Note: This bug is displayed in read-only format because the product is no longer active in Red Hat Bugzilla.

Bug 1582379

Summary:	All hosts stuck in connecting/not responding state until engine restarted
Product:	[oVirt] vdsm-jsonrpc-java	Reporter:	Germano Veit Michel <gveitmic>
Component:	Core	Assignee:	Ravi Nori <rnori>
Status:	CLOSED CURRENTRELEASE	QA Contact:	Pavol Brilla <pbrilla>
Severity:	high	Docs Contact:
Priority:	medium
Version:	---	CC:	bugs, ebenahar, fromani, gveitmic, mgoldboi, mperina, nicolas, nsoffer, pkliczew, rnori
Target Milestone:	ovirt-4.2.7	Flags:	rule-engine: ovirt-4.2+
Target Release:	1.4.15
Hardware:	x86_64
OS:	Linux
Whiteboard:
Fixed In Version:	v1.4.15	Doc Type:	If docs needed, set a value
Doc Text:		Story Points:	---
Clone Of:		Environment:
Last Closed:	2018-11-02 14:30:44 UTC	Type:	Bug
Regression:	---	Mount Type:	---
Documentation:	---	CRM:
Verified Versions:		Category:	---
oVirt Team:	Infra	RHEL 7.3 requirements from Atomic Host:
Cloudforms Team:	---	Target Upstream Version:
Embargoed:

Description Germano Veit Michel 2018-05-25 04:03:23 UTC

Description of problem:

I think I reproduced by chance one of those weird instances where all hosts go non-responding and the only solution is to restart the engine.Here is what happened:

2018-05-25 12:32:35: Selected 5 VMs in the UI and run all of them at the same time

2018-05-25 12:32:39: Realized I didn't want those VMs to start, they were still all selected, powering up. I powered them off via the GUI. 
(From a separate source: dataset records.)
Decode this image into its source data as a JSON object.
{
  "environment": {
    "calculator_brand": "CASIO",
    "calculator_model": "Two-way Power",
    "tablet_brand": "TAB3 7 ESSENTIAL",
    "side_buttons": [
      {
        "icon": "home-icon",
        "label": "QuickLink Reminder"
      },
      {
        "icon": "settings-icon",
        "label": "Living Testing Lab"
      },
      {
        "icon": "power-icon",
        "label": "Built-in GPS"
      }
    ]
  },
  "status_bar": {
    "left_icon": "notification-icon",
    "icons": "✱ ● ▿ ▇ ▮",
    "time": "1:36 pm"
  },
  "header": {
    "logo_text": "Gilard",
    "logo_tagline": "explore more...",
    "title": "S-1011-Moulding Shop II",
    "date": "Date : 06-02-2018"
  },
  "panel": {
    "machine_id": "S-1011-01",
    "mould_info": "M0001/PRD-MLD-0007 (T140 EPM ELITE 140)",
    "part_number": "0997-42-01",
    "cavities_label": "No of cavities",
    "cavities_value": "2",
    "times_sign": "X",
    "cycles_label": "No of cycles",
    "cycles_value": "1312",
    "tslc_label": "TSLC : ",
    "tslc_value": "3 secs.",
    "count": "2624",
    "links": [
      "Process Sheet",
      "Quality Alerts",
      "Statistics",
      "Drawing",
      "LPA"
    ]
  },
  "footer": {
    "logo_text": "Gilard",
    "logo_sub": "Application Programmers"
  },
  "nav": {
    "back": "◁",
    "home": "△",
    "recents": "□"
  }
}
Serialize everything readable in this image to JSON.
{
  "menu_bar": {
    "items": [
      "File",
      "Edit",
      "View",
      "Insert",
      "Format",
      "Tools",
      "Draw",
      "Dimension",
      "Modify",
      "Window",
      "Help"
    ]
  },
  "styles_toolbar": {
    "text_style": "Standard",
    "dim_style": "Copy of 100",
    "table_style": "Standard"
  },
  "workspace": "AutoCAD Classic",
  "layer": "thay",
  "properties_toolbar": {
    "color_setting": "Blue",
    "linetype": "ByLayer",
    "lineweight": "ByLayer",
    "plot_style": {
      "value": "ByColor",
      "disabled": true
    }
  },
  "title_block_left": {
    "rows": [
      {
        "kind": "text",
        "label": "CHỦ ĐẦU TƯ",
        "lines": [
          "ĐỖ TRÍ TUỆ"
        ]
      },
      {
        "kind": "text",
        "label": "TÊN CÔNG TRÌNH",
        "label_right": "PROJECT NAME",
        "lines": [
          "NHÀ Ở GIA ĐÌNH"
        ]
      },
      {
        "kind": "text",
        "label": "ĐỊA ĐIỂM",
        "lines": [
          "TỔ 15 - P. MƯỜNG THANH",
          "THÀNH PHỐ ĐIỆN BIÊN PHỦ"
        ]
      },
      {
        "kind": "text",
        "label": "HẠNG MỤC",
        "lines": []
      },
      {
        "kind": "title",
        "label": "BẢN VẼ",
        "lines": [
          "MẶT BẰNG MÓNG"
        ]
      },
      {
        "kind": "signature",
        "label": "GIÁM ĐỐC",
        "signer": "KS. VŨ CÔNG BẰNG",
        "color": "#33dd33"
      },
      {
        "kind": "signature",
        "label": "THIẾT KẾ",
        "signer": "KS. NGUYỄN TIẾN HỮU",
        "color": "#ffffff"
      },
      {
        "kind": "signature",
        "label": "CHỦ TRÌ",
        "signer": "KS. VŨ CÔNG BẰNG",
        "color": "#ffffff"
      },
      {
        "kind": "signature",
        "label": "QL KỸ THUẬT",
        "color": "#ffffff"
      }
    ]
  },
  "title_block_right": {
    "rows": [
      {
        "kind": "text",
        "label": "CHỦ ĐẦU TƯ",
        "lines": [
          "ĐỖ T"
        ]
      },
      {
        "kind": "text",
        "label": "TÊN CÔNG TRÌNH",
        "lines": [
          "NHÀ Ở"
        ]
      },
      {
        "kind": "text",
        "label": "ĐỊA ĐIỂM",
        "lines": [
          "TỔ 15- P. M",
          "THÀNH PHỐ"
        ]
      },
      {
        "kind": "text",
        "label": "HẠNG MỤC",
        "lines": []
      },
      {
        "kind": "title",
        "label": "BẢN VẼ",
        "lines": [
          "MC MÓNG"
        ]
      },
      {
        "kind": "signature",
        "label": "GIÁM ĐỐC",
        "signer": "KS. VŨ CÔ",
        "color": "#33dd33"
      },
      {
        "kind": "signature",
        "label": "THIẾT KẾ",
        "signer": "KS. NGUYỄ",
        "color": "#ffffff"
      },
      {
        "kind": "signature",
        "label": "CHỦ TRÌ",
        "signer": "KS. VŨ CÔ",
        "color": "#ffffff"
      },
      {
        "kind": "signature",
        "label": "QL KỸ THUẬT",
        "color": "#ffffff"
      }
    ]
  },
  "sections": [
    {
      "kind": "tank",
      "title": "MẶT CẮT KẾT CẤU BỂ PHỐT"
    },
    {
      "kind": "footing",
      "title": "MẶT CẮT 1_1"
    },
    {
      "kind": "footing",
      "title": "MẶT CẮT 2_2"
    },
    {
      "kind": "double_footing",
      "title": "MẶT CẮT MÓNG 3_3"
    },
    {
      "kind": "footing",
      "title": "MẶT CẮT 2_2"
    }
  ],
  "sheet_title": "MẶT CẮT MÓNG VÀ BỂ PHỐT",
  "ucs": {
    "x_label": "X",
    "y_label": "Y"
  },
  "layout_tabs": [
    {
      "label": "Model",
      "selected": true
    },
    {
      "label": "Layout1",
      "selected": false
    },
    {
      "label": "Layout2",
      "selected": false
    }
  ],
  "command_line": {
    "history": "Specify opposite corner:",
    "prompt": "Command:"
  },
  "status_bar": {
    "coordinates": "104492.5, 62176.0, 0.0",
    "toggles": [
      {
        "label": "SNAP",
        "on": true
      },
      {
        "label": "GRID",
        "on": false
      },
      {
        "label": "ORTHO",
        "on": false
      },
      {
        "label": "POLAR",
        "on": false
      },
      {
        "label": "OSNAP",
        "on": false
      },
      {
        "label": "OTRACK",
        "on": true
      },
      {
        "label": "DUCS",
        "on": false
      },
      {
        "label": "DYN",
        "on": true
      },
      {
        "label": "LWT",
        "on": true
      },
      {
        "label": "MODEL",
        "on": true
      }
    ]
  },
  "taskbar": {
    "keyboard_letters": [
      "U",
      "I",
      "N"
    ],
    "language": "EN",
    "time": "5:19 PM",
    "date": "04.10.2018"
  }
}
2018-05-25 12:32:47 First heartbeat exceeded (SPM)

2018-05-25 12:36:29 other 2 hosts go to not responding and get stuck there.

From 12:40 to 12:50:

I'm looking at the logs, taking thread dumps, testing connectivity, even restarting vdsms. Nothing helps, no obvious problems (except maybe vdsm on h3 - SPM restarted without fencing).

2018-05-25 12:51:23: used gdb to extract a coredump of the jvm. engine paused until 12:58.

2018-05-25 12:58 java heap dump

After restarting the engine, everything is up and green.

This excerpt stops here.